Photo credit: Oct 29, 2025; Los Angeles, California, USA; Toronto Blue Jays pitcher Trey Yesavage (39) walks off the mound after the second inning against the Los Angeles Dodgers during game five of the 2025 MLB World Series at Dodger Stadium.
Trey Yesavage is not joining John Schneider's rotation yet, and the Blue Jays are making the right call by slowing his return.
That is the real takeaway from the latest update. Jays Journal reported that Yesavage is expected to make 1 more rehab start with Triple-A Buffalo on Tuesday before he is considered for a return to Toronto.
So the Blue Jays will not get him for the Angels series. The current target, according to that report, is the weekend set against Cleveland back in Toronto.
This is not hard to understand. Yesavage has been out since Spring Training with a right shoulder impingement, and the Blue Jays have been careful with him from the start.
Buffalo's latest outing showed why the club is still waiting. MLB.com reported that Yesavage threw 71 pitches over 4 1/3 innings on April 15, which was likely his final rehab test or close to it, but the Blue Jays were still focused more on build-up than clean results.
The numbers in rehab back that up. Jays Journal said he carried a 7.45 ERA and 1.55 WHIP through 9.2 innings across 3 rehab appearances, with 14 strikeouts, 12 hits allowed, and 3 walks.
That line looks rough, but this is where context matters. MLB.com made it clear that Toronto wanted pitch count, workload, and feel for his stuff more than pretty box-score totals.
Toronto is protecting Trey Yesavage from aggravating his injury
Yesavage is only 22, and this is not some ordinary depth piece trying to grab a spot start. MLB.com called him Toronto's breakout star from 2025 and an early favorite for the 2026 AL Rookie of the Year race before the shoulder issue got in the way.
That is why rushing him would be a bad bet. Schneider has already spoken this spring about being strategic with Yesavage's workload, and that plan should not change just because the rotation has been under pressure.
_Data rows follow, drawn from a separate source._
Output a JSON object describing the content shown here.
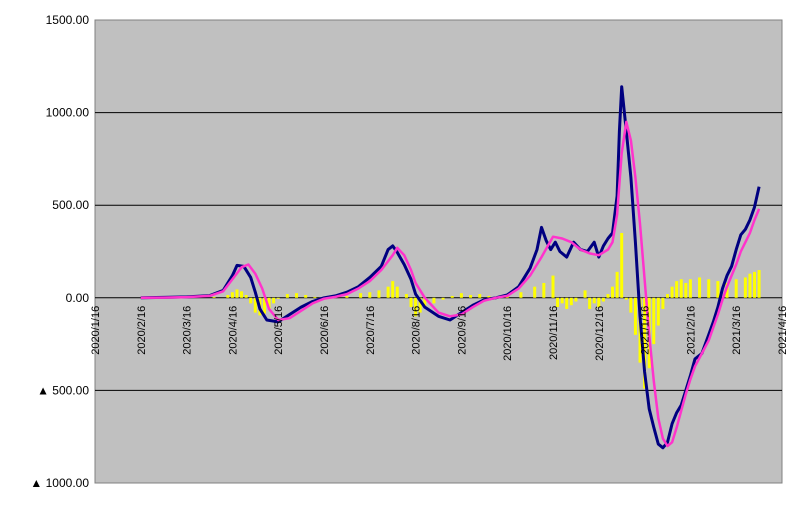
{
  "chart_data": {
    "type": "line",
    "title": "",
    "xlabel": "",
    "ylabel": "",
    "x_tick_labels": [
      "2020/1/16",
      "2020/2/16",
      "2020/3/16",
      "2020/4/16",
      "2020/5/16",
      "2020/6/16",
      "2020/7/16",
      "2020/8/16",
      "2020/9/16",
      "2020/10/16",
      "2020/11/16",
      "2020/12/16",
      "2021/1/16",
      "2021/2/16",
      "2021/3/16",
      "2021/4/16"
    ],
    "y_ticks": [
      {
        "value": 1500,
        "label": "1500.00"
      },
      {
        "value": 1000,
        "label": "1000.00"
      },
      {
        "value": 500,
        "label": "500.00"
      },
      {
        "value": 0,
        "label": "0.00"
      },
      {
        "value": -500,
        "label": "▲ 500.00"
      },
      {
        "value": -1000,
        "label": "▲ 1000.00"
      }
    ],
    "ylim": [
      -1000,
      1500
    ],
    "grid": true,
    "legend": "none",
    "plot_background": "#c0c0c0",
    "series": [
      {
        "style": "bar",
        "color": "#ffff00",
        "points": [
          [
            1,
            0
          ],
          [
            2,
            2
          ],
          [
            2.6,
            5
          ],
          [
            2.9,
            15
          ],
          [
            3.0,
            30
          ],
          [
            3.1,
            45
          ],
          [
            3.2,
            35
          ],
          [
            3.3,
            15
          ],
          [
            3.4,
            -30
          ],
          [
            3.5,
            -80
          ],
          [
            3.6,
            -95
          ],
          [
            3.7,
            -85
          ],
          [
            3.8,
            -60
          ],
          [
            3.9,
            -30
          ],
          [
            4.0,
            -5
          ],
          [
            4.2,
            20
          ],
          [
            4.4,
            25
          ],
          [
            4.6,
            15
          ],
          [
            4.8,
            5
          ],
          [
            5.0,
            2
          ],
          [
            5.5,
            10
          ],
          [
            5.8,
            25
          ],
          [
            6.0,
            30
          ],
          [
            6.2,
            40
          ],
          [
            6.4,
            60
          ],
          [
            6.5,
            90
          ],
          [
            6.6,
            60
          ],
          [
            6.8,
            20
          ],
          [
            6.9,
            -50
          ],
          [
            7.0,
            -100
          ],
          [
            7.1,
            -80
          ],
          [
            7.2,
            -50
          ],
          [
            7.4,
            -30
          ],
          [
            7.6,
            -10
          ],
          [
            7.8,
            10
          ],
          [
            8.0,
            25
          ],
          [
            8.2,
            15
          ],
          [
            8.4,
            20
          ],
          [
            8.6,
            10
          ],
          [
            8.8,
            5
          ],
          [
            9.0,
            10
          ],
          [
            9.3,
            30
          ],
          [
            9.6,
            60
          ],
          [
            9.8,
            80
          ],
          [
            10.0,
            120
          ],
          [
            10.1,
            -50
          ],
          [
            10.2,
            -30
          ],
          [
            10.3,
            -60
          ],
          [
            10.4,
            -40
          ],
          [
            10.5,
            -20
          ],
          [
            10.7,
            40
          ],
          [
            10.8,
            -60
          ],
          [
            10.9,
            -30
          ],
          [
            11.0,
            -50
          ],
          [
            11.1,
            -20
          ],
          [
            11.2,
            20
          ],
          [
            11.3,
            60
          ],
          [
            11.4,
            140
          ],
          [
            11.5,
            350
          ],
          [
            11.6,
            -10
          ],
          [
            11.7,
            -80
          ],
          [
            11.8,
            -200
          ],
          [
            11.9,
            -350
          ],
          [
            12.0,
            -490
          ],
          [
            12.1,
            -380
          ],
          [
            12.2,
            -250
          ],
          [
            12.3,
            -150
          ],
          [
            12.4,
            -60
          ],
          [
            12.5,
            20
          ],
          [
            12.6,
            60
          ],
          [
            12.7,
            90
          ],
          [
            12.8,
            100
          ],
          [
            12.9,
            80
          ],
          [
            13.0,
            100
          ],
          [
            13.2,
            110
          ],
          [
            13.4,
            100
          ],
          [
            13.6,
            90
          ],
          [
            13.8,
            80
          ],
          [
            14.0,
            100
          ],
          [
            14.2,
            110
          ],
          [
            14.3,
            130
          ],
          [
            14.4,
            140
          ],
          [
            14.5,
            150
          ]
        ]
      },
      {
        "style": "line",
        "color": "#000080",
        "points": [
          [
            1,
            0
          ],
          [
            1.5,
            2
          ],
          [
            2,
            5
          ],
          [
            2.5,
            12
          ],
          [
            2.8,
            40
          ],
          [
            3.0,
            120
          ],
          [
            3.1,
            175
          ],
          [
            3.25,
            170
          ],
          [
            3.4,
            110
          ],
          [
            3.5,
            30
          ],
          [
            3.6,
            -60
          ],
          [
            3.75,
            -120
          ],
          [
            4.0,
            -130
          ],
          [
            4.25,
            -90
          ],
          [
            4.5,
            -50
          ],
          [
            4.75,
            -20
          ],
          [
            5.0,
            0
          ],
          [
            5.25,
            10
          ],
          [
            5.5,
            30
          ],
          [
            5.75,
            60
          ],
          [
            6.0,
            110
          ],
          [
            6.25,
            170
          ],
          [
            6.4,
            260
          ],
          [
            6.5,
            280
          ],
          [
            6.6,
            245
          ],
          [
            6.75,
            180
          ],
          [
            6.9,
            100
          ],
          [
            7.0,
            20
          ],
          [
            7.2,
            -50
          ],
          [
            7.5,
            -100
          ],
          [
            7.75,
            -120
          ],
          [
            8.0,
            -80
          ],
          [
            8.25,
            -40
          ],
          [
            8.5,
            -10
          ],
          [
            8.75,
            0
          ],
          [
            9.0,
            15
          ],
          [
            9.25,
            60
          ],
          [
            9.5,
            160
          ],
          [
            9.65,
            260
          ],
          [
            9.75,
            380
          ],
          [
            9.85,
            310
          ],
          [
            9.95,
            260
          ],
          [
            10.05,
            300
          ],
          [
            10.15,
            250
          ],
          [
            10.3,
            220
          ],
          [
            10.45,
            300
          ],
          [
            10.6,
            260
          ],
          [
            10.75,
            250
          ],
          [
            10.9,
            300
          ],
          [
            11.0,
            220
          ],
          [
            11.1,
            280
          ],
          [
            11.2,
            320
          ],
          [
            11.3,
            350
          ],
          [
            11.4,
            550
          ],
          [
            11.45,
            900
          ],
          [
            11.5,
            1140
          ],
          [
            11.6,
            900
          ],
          [
            11.7,
            650
          ],
          [
            11.8,
            300
          ],
          [
            11.9,
            -100
          ],
          [
            12.0,
            -400
          ],
          [
            12.1,
            -600
          ],
          [
            12.2,
            -700
          ],
          [
            12.3,
            -790
          ],
          [
            12.4,
            -810
          ],
          [
            12.5,
            -780
          ],
          [
            12.6,
            -680
          ],
          [
            12.7,
            -620
          ],
          [
            12.8,
            -580
          ],
          [
            12.9,
            -500
          ],
          [
            13.0,
            -420
          ],
          [
            13.1,
            -330
          ],
          [
            13.25,
            -300
          ],
          [
            13.4,
            -200
          ],
          [
            13.5,
            -130
          ],
          [
            13.6,
            -50
          ],
          [
            13.7,
            50
          ],
          [
            13.8,
            120
          ],
          [
            13.9,
            170
          ],
          [
            14.0,
            260
          ],
          [
            14.1,
            340
          ],
          [
            14.2,
            370
          ],
          [
            14.3,
            420
          ],
          [
            14.4,
            490
          ],
          [
            14.5,
            600
          ]
        ]
      },
      {
        "style": "line",
        "color": "#ff33cc",
        "points": [
          [
            1,
            0
          ],
          [
            1.5,
            1
          ],
          [
            2,
            4
          ],
          [
            2.5,
            10
          ],
          [
            2.8,
            35
          ],
          [
            3.0,
            100
          ],
          [
            3.2,
            165
          ],
          [
            3.35,
            180
          ],
          [
            3.5,
            130
          ],
          [
            3.65,
            50
          ],
          [
            3.8,
            -60
          ],
          [
            4.0,
            -120
          ],
          [
            4.25,
            -110
          ],
          [
            4.5,
            -70
          ],
          [
            4.75,
            -30
          ],
          [
            5.0,
            -5
          ],
          [
            5.25,
            5
          ],
          [
            5.5,
            20
          ],
          [
            5.75,
            50
          ],
          [
            6.0,
            90
          ],
          [
            6.25,
            150
          ],
          [
            6.5,
            230
          ],
          [
            6.6,
            270
          ],
          [
            6.75,
            230
          ],
          [
            6.9,
            150
          ],
          [
            7.0,
            80
          ],
          [
            7.2,
            0
          ],
          [
            7.5,
            -80
          ],
          [
            7.75,
            -100
          ],
          [
            8.0,
            -90
          ],
          [
            8.25,
            -50
          ],
          [
            8.5,
            -15
          ],
          [
            8.75,
            0
          ],
          [
            9.0,
            10
          ],
          [
            9.25,
            50
          ],
          [
            9.5,
            120
          ],
          [
            9.75,
            220
          ],
          [
            10.0,
            330
          ],
          [
            10.2,
            320
          ],
          [
            10.4,
            300
          ],
          [
            10.6,
            260
          ],
          [
            10.8,
            240
          ],
          [
            11.0,
            230
          ],
          [
            11.2,
            260
          ],
          [
            11.3,
            300
          ],
          [
            11.4,
            450
          ],
          [
            11.5,
            780
          ],
          [
            11.6,
            950
          ],
          [
            11.7,
            850
          ],
          [
            11.8,
            650
          ],
          [
            11.9,
            400
          ],
          [
            12.0,
            100
          ],
          [
            12.1,
            -200
          ],
          [
            12.2,
            -450
          ],
          [
            12.3,
            -650
          ],
          [
            12.4,
            -760
          ],
          [
            12.5,
            -800
          ],
          [
            12.6,
            -780
          ],
          [
            12.7,
            -700
          ],
          [
            12.8,
            -610
          ],
          [
            12.9,
            -520
          ],
          [
            13.0,
            -440
          ],
          [
            13.1,
            -370
          ],
          [
            13.25,
            -300
          ],
          [
            13.4,
            -230
          ],
          [
            13.5,
            -160
          ],
          [
            13.6,
            -90
          ],
          [
            13.7,
            -10
          ],
          [
            13.8,
            60
          ],
          [
            13.9,
            120
          ],
          [
            14.0,
            180
          ],
          [
            14.1,
            250
          ],
          [
            14.2,
            300
          ],
          [
            14.3,
            350
          ],
          [
            14.4,
            420
          ],
          [
            14.5,
            480
          ]
        ]
      }
    ]
  }
}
Toronto clearly needs help. MLB.com noted earlier this month that Yesavage, José Berrios, and Shane Bieber were all on the IL at the same time, which left the rotation thin enough that every available inning started to matter.
But need and readiness are not the same thing. A pitcher coming off a shoulder impingement has to be lined up to handle the mound, the recovery, and the next outing after that.
That is why 1 more Buffalo start feels smart, not slow. If Yesavage gets through Tuesday cleanly, the Blue Jays can bring him back with a little more confidence and a little less guesswork. That is an inference based on Toronto's rehab usage and reported timing.
For now, the headline is simple. Trey Yesavage is close, but John Schneider and the Blue Jays are still choosing patience over urgency, and that is the better play for a young arm they need for more than just 1 week in April.
Fans were hoping to get Yesavage back due to all the injuries but it looks like they will have to wait a bit longer.